Still feeling slightly fuzzy from the first video, I approached the second lesson with more caution. This time, I read through the text first, despite the gentle encouragement to watch the video. Fortified with a glass of white zinfandel, I attempt to download and change the html file helpfully provided by Lifehacker. No dice. I feel like an incompetent fool, and want to swear off coding forever. But then I remember that I do remember how to do this, thanks to a long-ago and far away Geocities page. I open my text editor and copy over the code. Working in HTML is oddly soothing, which makes me feel more confident.
But it still doesn’t work. I am angry at myself and I feel defeated. I can’t even get the stupid file to let me edit it. Before I give up, I send out a last-minute SOS to my techie friends to see what I am doing wrong.
The answer comes back — it’s not me. If you’re using a Mac, TextEdit does something weird to the coding that confuses the browser. I downloaded Sublime Text as my code editor, and got instant redemption. Yes, it works! Now the world knows I ate three apples. Vindicated, I keep going. I finish out the challenge in the next couple of minutes, with one nagging problem — for some reason, my spacing is off, even though my code matches what is on the Lifehacker site.
This lesson warns it will be the hardest and the longest of the video lessons. I brace for the worst and I get it.
Problem three makes sense conceptually, but the actual application doesn’t match up. The instructor video skips over a non-essential part of the sentence we create in the code, but I am unable to get the array to work, even after I type in exactly what I see on the screen in the video.
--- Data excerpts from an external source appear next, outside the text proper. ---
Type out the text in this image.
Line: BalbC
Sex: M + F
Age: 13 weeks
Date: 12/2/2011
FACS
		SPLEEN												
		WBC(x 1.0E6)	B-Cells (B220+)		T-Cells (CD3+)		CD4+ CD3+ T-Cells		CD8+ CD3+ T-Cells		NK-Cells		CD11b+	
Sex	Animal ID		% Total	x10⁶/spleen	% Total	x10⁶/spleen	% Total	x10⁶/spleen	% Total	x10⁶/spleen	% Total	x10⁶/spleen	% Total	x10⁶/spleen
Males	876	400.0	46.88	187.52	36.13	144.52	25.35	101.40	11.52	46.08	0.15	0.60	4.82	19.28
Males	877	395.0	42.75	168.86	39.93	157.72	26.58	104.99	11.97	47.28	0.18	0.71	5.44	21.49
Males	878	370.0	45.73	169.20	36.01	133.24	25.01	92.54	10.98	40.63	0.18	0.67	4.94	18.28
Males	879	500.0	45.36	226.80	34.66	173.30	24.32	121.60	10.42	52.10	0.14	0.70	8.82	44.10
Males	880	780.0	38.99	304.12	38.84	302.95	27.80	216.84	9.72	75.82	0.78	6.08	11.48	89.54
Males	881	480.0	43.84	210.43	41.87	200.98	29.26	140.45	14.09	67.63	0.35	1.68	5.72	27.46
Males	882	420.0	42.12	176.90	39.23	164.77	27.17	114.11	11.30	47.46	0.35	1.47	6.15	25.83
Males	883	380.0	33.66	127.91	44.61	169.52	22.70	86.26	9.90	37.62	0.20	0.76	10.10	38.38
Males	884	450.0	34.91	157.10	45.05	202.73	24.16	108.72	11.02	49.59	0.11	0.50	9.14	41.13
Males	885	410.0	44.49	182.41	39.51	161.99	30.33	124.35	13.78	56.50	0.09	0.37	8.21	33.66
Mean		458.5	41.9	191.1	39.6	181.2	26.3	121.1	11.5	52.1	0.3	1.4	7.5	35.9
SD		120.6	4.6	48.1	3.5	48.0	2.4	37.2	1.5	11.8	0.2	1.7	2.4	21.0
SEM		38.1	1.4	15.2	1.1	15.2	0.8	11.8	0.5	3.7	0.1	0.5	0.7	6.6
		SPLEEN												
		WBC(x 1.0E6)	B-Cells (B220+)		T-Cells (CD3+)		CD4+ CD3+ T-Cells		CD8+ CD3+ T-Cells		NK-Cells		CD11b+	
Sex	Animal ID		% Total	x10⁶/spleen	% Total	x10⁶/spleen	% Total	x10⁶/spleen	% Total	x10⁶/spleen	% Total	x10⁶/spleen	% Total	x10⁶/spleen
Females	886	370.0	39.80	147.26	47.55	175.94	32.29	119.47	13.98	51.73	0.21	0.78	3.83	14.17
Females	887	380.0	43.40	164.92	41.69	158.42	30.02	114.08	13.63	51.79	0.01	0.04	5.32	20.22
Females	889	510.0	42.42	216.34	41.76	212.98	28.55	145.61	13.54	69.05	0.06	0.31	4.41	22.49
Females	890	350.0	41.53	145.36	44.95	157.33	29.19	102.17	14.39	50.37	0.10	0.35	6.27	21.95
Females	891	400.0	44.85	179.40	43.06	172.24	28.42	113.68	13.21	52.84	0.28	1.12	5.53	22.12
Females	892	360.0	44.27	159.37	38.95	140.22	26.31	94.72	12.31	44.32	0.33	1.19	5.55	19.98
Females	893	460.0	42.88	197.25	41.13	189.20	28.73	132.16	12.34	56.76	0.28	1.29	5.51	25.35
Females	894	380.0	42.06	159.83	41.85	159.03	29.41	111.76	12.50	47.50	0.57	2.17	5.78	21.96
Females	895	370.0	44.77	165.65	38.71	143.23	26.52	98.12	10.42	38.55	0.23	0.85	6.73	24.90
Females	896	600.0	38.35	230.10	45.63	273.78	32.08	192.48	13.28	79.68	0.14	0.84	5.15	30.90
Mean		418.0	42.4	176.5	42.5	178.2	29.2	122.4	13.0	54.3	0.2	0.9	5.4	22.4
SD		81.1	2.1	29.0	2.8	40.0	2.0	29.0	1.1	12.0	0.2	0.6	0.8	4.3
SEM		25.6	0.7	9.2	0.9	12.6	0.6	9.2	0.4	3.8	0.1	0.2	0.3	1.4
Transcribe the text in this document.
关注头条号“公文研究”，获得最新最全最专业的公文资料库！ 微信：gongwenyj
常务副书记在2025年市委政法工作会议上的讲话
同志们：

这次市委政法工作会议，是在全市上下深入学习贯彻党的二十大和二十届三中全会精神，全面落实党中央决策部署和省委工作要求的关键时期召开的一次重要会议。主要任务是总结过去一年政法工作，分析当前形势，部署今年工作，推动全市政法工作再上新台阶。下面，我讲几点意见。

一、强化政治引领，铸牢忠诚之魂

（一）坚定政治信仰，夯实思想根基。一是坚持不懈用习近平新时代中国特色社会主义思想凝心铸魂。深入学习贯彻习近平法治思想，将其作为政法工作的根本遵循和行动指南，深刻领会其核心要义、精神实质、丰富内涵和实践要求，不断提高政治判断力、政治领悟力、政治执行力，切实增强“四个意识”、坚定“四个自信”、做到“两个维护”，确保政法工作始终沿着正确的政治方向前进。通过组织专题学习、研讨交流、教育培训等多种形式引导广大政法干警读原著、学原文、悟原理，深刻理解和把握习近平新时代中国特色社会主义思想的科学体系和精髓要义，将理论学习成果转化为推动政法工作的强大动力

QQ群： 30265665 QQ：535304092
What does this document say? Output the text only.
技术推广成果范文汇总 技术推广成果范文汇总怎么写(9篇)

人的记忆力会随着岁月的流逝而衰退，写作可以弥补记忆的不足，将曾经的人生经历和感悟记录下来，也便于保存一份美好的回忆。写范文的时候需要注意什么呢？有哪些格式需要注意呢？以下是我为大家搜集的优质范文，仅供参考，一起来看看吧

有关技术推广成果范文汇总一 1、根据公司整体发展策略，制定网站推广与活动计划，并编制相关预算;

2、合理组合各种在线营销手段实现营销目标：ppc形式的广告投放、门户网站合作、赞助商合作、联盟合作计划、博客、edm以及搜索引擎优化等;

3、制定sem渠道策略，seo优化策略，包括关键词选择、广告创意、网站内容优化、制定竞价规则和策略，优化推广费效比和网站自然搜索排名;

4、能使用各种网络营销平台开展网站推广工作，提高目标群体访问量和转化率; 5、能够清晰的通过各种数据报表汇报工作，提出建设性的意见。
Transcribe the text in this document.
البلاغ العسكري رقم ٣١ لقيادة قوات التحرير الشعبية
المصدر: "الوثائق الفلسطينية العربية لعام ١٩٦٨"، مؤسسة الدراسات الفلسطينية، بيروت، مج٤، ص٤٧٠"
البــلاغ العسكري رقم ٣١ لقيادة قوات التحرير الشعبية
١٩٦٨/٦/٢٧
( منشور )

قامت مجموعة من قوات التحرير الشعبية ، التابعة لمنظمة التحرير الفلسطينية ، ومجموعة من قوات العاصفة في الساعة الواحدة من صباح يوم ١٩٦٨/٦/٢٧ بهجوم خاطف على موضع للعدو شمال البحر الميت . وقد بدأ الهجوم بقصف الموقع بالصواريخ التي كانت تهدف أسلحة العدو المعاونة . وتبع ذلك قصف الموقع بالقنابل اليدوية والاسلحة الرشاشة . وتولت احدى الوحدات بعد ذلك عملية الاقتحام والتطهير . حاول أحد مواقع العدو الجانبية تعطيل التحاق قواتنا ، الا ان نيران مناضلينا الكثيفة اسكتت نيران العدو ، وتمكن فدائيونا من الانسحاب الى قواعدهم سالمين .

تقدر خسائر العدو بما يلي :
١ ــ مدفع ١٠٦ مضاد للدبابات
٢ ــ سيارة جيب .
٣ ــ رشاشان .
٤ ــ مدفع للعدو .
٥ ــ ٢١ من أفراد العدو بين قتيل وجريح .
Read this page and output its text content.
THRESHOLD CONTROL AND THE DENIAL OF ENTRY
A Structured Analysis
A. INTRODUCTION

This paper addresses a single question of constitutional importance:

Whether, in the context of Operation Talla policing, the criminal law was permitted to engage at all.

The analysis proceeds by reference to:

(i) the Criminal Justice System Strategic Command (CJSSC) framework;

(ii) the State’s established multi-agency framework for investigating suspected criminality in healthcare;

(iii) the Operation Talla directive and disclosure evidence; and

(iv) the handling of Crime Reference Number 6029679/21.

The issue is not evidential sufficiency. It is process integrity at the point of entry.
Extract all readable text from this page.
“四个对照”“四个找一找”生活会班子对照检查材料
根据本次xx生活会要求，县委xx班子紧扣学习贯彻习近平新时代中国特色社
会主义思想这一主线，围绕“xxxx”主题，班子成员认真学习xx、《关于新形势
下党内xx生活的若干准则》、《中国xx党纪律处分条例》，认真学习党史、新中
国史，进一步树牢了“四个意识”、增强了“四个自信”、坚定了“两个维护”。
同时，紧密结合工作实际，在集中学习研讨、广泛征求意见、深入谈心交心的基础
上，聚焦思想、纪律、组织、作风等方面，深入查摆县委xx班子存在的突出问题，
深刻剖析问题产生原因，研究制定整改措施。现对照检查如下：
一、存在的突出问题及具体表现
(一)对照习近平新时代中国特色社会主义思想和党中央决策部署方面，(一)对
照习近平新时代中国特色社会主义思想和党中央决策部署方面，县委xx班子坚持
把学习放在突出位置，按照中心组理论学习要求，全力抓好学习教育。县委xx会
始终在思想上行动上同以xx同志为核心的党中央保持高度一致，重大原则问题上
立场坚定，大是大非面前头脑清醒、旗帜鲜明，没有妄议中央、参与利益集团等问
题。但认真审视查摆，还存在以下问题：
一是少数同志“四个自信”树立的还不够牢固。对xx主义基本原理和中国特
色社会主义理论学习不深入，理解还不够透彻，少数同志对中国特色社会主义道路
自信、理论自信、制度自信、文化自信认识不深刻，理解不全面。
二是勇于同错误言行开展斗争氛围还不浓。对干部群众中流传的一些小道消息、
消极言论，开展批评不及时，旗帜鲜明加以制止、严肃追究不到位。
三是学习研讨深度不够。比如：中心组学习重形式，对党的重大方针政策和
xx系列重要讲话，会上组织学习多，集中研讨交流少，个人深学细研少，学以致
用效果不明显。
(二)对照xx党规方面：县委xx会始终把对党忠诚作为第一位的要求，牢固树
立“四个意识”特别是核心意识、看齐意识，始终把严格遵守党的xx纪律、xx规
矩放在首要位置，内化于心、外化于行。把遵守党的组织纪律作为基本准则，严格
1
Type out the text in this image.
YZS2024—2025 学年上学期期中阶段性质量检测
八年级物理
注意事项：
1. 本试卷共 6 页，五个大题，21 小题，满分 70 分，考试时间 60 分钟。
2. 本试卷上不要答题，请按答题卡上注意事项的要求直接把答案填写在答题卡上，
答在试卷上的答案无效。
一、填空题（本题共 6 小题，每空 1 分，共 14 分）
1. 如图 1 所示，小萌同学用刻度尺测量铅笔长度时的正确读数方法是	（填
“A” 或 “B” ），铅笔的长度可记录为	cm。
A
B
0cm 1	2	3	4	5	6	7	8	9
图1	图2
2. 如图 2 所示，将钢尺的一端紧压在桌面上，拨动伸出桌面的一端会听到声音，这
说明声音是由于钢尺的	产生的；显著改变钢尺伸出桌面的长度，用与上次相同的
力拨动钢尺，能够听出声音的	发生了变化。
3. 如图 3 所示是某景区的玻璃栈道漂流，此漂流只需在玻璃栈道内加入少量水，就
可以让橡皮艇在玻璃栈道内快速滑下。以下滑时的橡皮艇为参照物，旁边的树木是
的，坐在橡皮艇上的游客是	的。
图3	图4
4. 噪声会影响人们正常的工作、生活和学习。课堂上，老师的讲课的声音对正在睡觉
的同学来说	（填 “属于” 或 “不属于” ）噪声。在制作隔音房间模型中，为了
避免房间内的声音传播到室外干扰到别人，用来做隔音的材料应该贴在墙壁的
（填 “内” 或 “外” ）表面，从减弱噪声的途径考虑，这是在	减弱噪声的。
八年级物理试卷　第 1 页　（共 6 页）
I double-check the text in the Lifehacker box, but to no avail. My test browser is frustratingly blank, and I am left with the sneaking suspicion that they did not tell me what to code in order to follow along. The comments section informs me of two things: I may have missed a download link somewhere, since I couldn’t get the initial code to work and the programmers in the house are disagreeing with the way Lifehacker is choosing to teach the basics. But the most important thing is I am starting to get it a little more than before — all code has logic and reason, and once you figure out the rules, you can make the program run. In essence, coding is a lot like interviewing: the key to a solid one is making the right requests. The video continues into how to test your variables and your program, but I am still unable to follow along.
Games! I do feel rewarded for all of this somewhat frustrating process. The idea here is to learn to code a simple guessing game, with a different set of prompts. This was actually pretty easy for me. Since there was a concrete outcome, it was simple to figure out what prompts created what outcome on the page. I made a couple of mistakes, but since I knew the ultimate goal was a working game, it was easy to go back and fix them. I was elated.
This is actually a really good way to test to see if you have an aptitude for coding. If the Lifehacker session was a breeze, and you finished it within an hour, congratulations! However, if you’re like me, your mistakes and problems will run up the total time investment to close to four hours. I feel a bit better about the basics of coding after I finished, though not completely clear, and I don’t remember half of the concepts they just explained. (What the heck is var, again?)
Still, it is a useful reference and fairly easy to follow, so I give it a solid B+.